The US will allow its European partners to transfer F-16s to Kiev, according to the Washington Post. Earlier this week, the UK and Netherlands began forming a coalition to send the American-made fighter jets to Ukraine.
A person "familiar with the decision" told the Post that the White House informed its allies it would not block their plans to provide Kiev with F-16s. When Washington sells F-16s, the buyer must agree that the US government can block the planes from being transferred to a third country.
A senior administration official said the plan would include training "on fourth-generation fighter aircraft, including F-16s, to further strengthen and improve the capabilities of the Ukrainian Air Force."
The official continued, "As the training takes place over the coming months, our coalition of countries participating in this effort will decide when to actually provide jets, how many we will provide, and who will provide them," adding, "This training will take place outside Ukraine at sites in Europe and will require months to complete."
According to the officials, training could begin during the coming weeks. Defense officials have previously estimated that Ukrainian pilots could learn how to fly the F-16 in as little as six to nine months. While Colin Kahl, a senior Department of Defense official, told Congress the process will take up to two years and $11 billion for Ukraine to successfully deploy the fighter jet.
The US and UK have already started training a limited number of Ukrainian pilots on Western aircraft.
In January, during a joint press conference with French President Emmanuel Macron, Biden ruled out sending F-16s to Ukraine. Macron said Paris would only be open to transferring fighter jets to Ukraine if Kiev pledged not to carry out attacks on Russian soil.
In his many appeals for more advanced weapons from his Western partners, Ukrainian President Volodymyr Zelensky has pledged not to use the weapons to attack Russian territory. However, that pledge does not extend to the Crimean Peninsula, annexed by Moscow in 2014. Additionally, documents included in the Discord Leaks showed Zelensky was plotting to attack Russia, notwithstanding his many promises.
For several months, Zelensky has demanded F-16s.

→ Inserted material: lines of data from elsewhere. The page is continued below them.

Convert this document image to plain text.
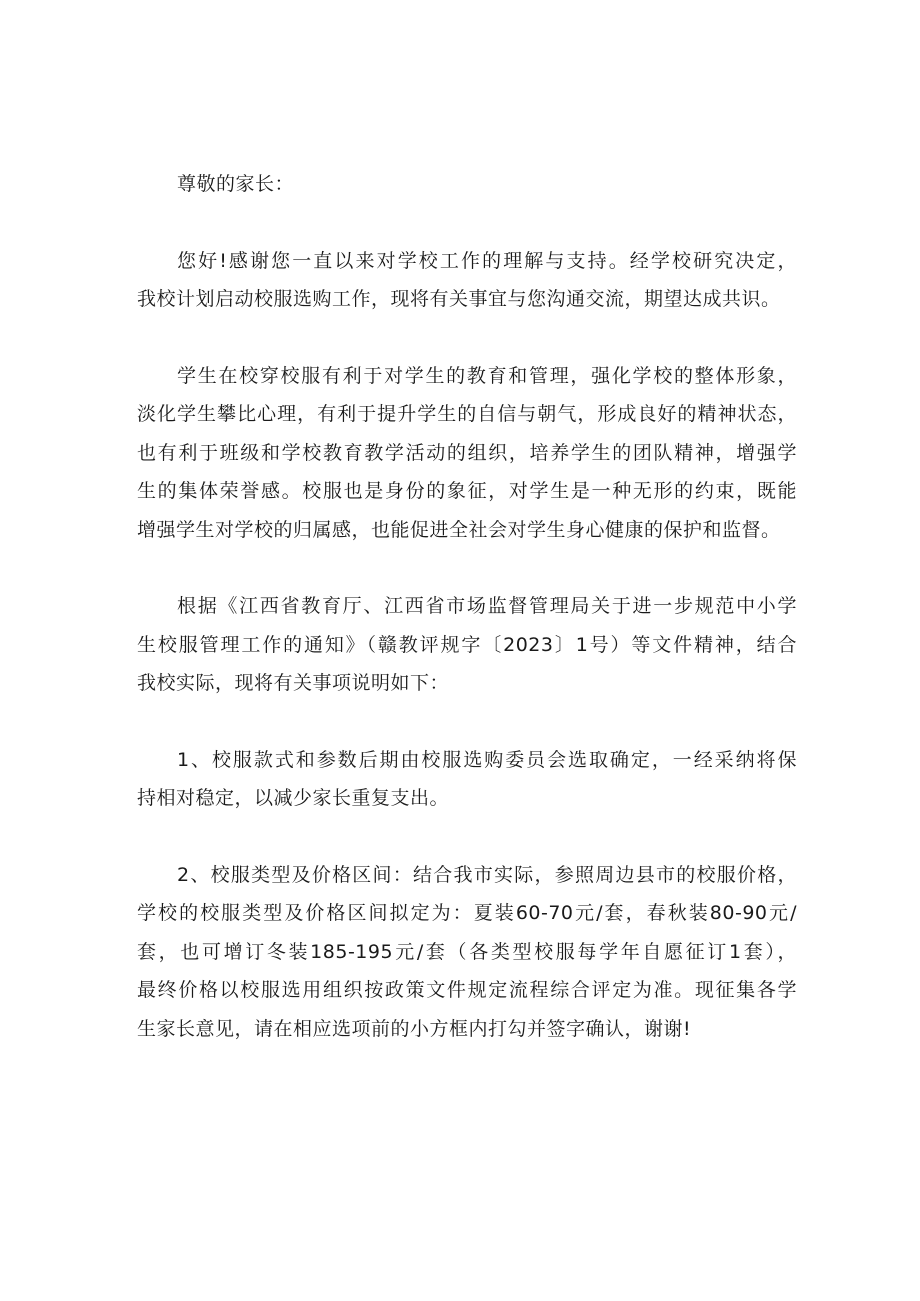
尊敬的家长：

您好!感谢您一直以来对学校工作的理解与支持。经学校研究决定，
我校计划启动校服选购工作，现将有关事宜与您沟通交流，期望达成共识。
学生在校穿校服有利于对学生的教育和管理，强化学校的整体形象，
淡化学生攀比心理，有利于提升学生的自信与朝气，形成良好的精神状态，
也有利于班级和学校教育教学活动的组织，培养学生的团队精神，增强学
生的集体荣誉感。校服也是身份的象征，对学生是一种无形的约束，既能
增强学生对学校的归属感，也能促进全社会对学生身心健康的保护和监督。
根据《江西省教育厅、江西省市场监督管理局关于进一步规范中小学
生校服管理工作的通知》（赣教评规字〔2023〕1号）等文件精神，结合
我校实际，现将有关事项说明如下：
1、校服款式和参数后期由校服选购委员会选取确定，一经采纳将保
持相对稳定，以减少家长重复支出。
2、校服类型及价格区间：结合我市实际，参照周边县市的校服价格，
学校的校服类型及价格区间拟定为：夏装60-70元/套，春秋装80-90元/
套，也可增订冬装185-195元/套（各类型校服每学年自愿征订1套），
最终价格以校服选用组织按政策文件规定流程综合评定为准。现征集各学
生家长意见，请在相应选项前的小方框内打勾并签字确认，谢谢!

Biden appears to have changed his mind in the run-up to a Group of Seven (G7) summit in Hiroshima, Japan. The Guardianreported that Washington’s sudden reversal shocked some allies. "Things are moving really fast in Japan. Faster even than we had dared hoped," one European diplomat said.
Zelensky, who will attend the summit, celebrated the news. "I welcome the historic decision of the United States and [Biden] to support an international fighter jet coalition." He tweeted, "This will greatly enhance our army in the sky. I count on discussing the practical implementation of this decision at the G7 summit in Hiroshima."
The plan to send F-16s to Ukraine marks another significant escalation in Western support for Kiev. When London began training Ukrainian pilots on fighter jets in February, the Kremlin issued a stern warning. “Russia will find a way to respond to any unfriendly steps taken by the British side,” adding, the "next round of escalation" will cause “bloodshed" for the "European continent and the entire world.”